IQSTEL Inc. reported fiscal‑year‑ended‑December 31 2025 results that marked a transition toward profitability, with total revenue of $316.9 million, up 11 % from the prior year. The company’s telecom platform continued to scale, while high‑margin digital services—AI, cybersecurity, fintech, and digital health—were layered on top of the existing infrastructure, driving the revenue growth.
Revenue was largely driven by the telecom segment, which accounted for 91 % of total sales, while fintech contributed 9 %. Voice services represented 59.83 % of the company’s revenue mix. The mix shift toward higher‑margin services helped lift gross profit to $9.46 million, a 14.3 % increase from FY 2024, and supported an EBITDA of $2.7 million and a net income of nearly $2 million, the first positive net income in the company’s history.

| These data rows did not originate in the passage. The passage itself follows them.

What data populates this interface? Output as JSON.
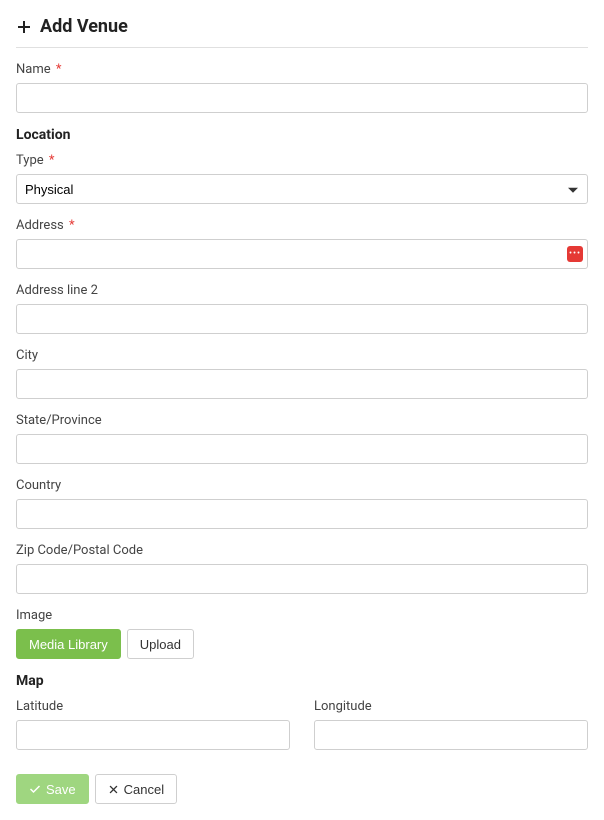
{
  "header": {
    "title": "Add Venue"
  },
  "fields": {
    "name": {
      "label": "Name",
      "required": true,
      "value": ""
    }
  },
  "location": {
    "section_title": "Location",
    "type": {
      "label": "Type",
      "required": true,
      "value": "Physical"
    },
    "address": {
      "label": "Address",
      "required": true,
      "value": ""
    },
    "address2": {
      "label": "Address line 2",
      "value": ""
    },
    "city": {
      "label": "City",
      "value": ""
    },
    "state": {
      "label": "State/Province",
      "value": ""
    },
    "country": {
      "label": "Country",
      "value": ""
    },
    "zip": {
      "label": "Zip Code/Postal Code",
      "value": ""
    }
  },
  "image": {
    "label": "Image",
    "media_library_label": "Media Library",
    "upload_label": "Upload"
  },
  "map": {
    "section_title": "Map",
    "latitude": {
      "label": "Latitude",
      "value": ""
    },
    "longitude": {
      "label": "Longitude",
      "value": ""
    }
  },
  "actions": {
    "save_label": "Save",
    "cancel_label": "Cancel"
  }
}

The improvement in margins is attributed to operational efficiencies, including intercompany routing optimization and platform consolidation, which reduced cost of service delivery. These initiatives, combined with the growing demand for the company’s high‑margin digital offerings, enabled the company to achieve a gross margin that could reach up to 40 % as recurring revenue models mature. The EBITDA and net income figures reflect disciplined cost control and the early stages of a profitable business model.

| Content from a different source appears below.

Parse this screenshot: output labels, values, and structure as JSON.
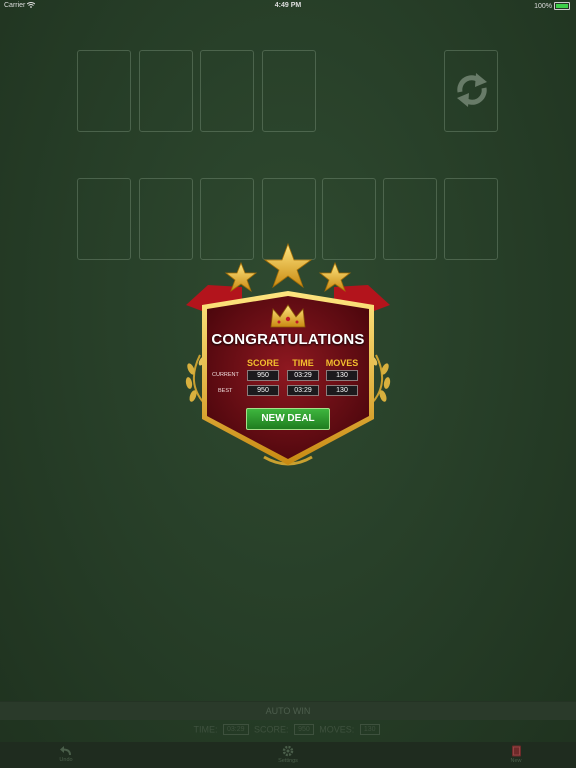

Management reiterated its confidence in the company’s strategic pivot, targeting $1 billion in revenue within 24 months and consolidated net profitability within 12 months. The guidance signals a belief that the high‑margin services will continue to scale and that the company’s platform can support sustained growth. The company’s clean capital structure, with no convertible notes or warrants outstanding, supports this outlook, but the guidance also underscores the need for continued investment in technology and market expansion.
Despite the positive financials, auditors expressed substantial doubt about IQSTEL’s ability to continue as a going concern, citing an accumulated deficit of $43.3 million as of December 31 2025. The company remains reliant on external financing to sustain operations and fund its growth initiatives. This risk factor highlights the importance of monitoring liquidity and capital deployment as the company pursues its ambitious revenue target.
Leandro Iglesias, President and CEO, emphasized that the company is “entering a clear inflection point” as the telecom platform scales and high‑margin services are layered on top. CFO Alvaro Quintana noted that FY 2025 “delivered another year of scale expansion and margin improvement, driven by disciplined execution across all business lines.” These statements reinforce the company’s narrative of transformation from a low‑margin wholesale carrier to a higher‑margin digital services platform, while acknowledging the ongoing financial risks that must be managed as the company scales.